Double-brokering fraud is an illegal scheme that is rapidly increasing in the logistics industry. A double broker poses as a legitimate freight broker to arrange a load shipment with a carrier company when they do not actually have a client shipment to transport. After securing the carrier services, the fake broker then sells the load capacity at a higher rate to an actual shipper or second broker who needs the freight moved.
According to an Article by the Wall Street Journal:
“Carrier-payments platform TriumphPay, a division of Dallas-based TBK Bank SSB, estimates at least $500 million to $700 million of shippers’ and brokers’ freight payments are going to double brokers annually.”
This practice allows the fraudulent broker to profit from the spread while avoiding the responsibility of directly coordinating logistics or paying the carrier for services rendered. The carrier and second broker are left uncompensated when the scheme unravels. Industry estimates suggest double-brokering fraud extracts between $500 million to $700 million annually from transportation networks.
The growth of this kind of fraud stems largely from the digital transformation that has opened logistics coordination to a much wider population through load boards and automated booking. Regulatory oversight has not kept pace, however, and it remains far too easy for bad actors to pose as licensed freight brokers. The resulting trust gap exposes even long-established brokers and shippers to fraud risk when taking on new digital partners.
Carriers bear the heaviest immediate burden as they frequently go unpaid for completed delivery trips set up by double brokers.
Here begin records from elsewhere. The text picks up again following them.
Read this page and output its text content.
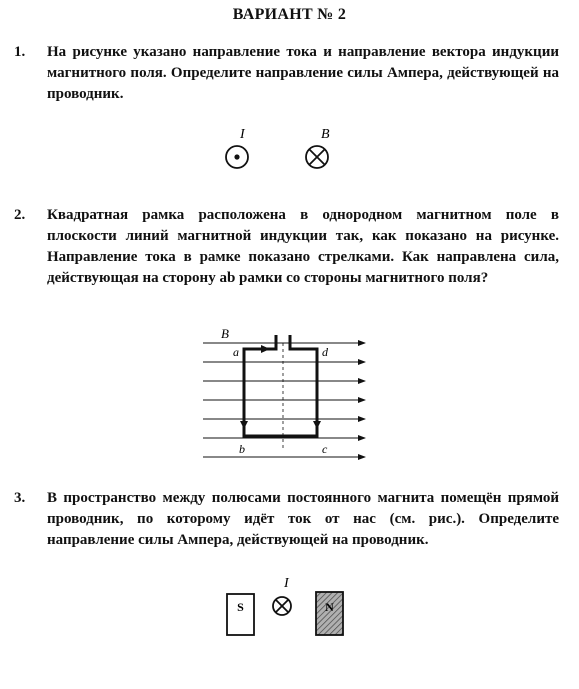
ВАРИАНТ № 2
1. На рисунке указано направление тока и направление вектора индукции магнитного поля. Определите направление силы Ампера, действующей на проводник.
I	B⃗
2. Квадратная рамка расположена в однородном магнитном поле в плоскости линий магнитной индукции так, как показано на рисунке. Направление тока в рамке показано стрелками. Как направлена сила, действующая на сторону ab рамки со стороны магнитного поля?
B⃗
a	d
b	c
3. В пространство между полюсами постоянного магнита помещён прямой проводник, по которому идёт ток от нас (см. рис.). Определите направление силы Ампера, действующей на проводник.
S
I
N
But costs also compound back through supply chains via loss of capacity and higher general rates to cover unpaid transports. Ultimately consumers shoulder the burden through higher prices on goods. Tighter oversight and security measures are critical to containing this trend before it further spirals.
Tools that provide clarity and certainty over broker and carrier identities could significantly improve integrity across freight transactions. Load Secure’s driver ID tracking for example reduces anonymity that double brokers rely on to perpetuate schemes. Widespread adoption of similar transparency measures will help curb this mounting issue.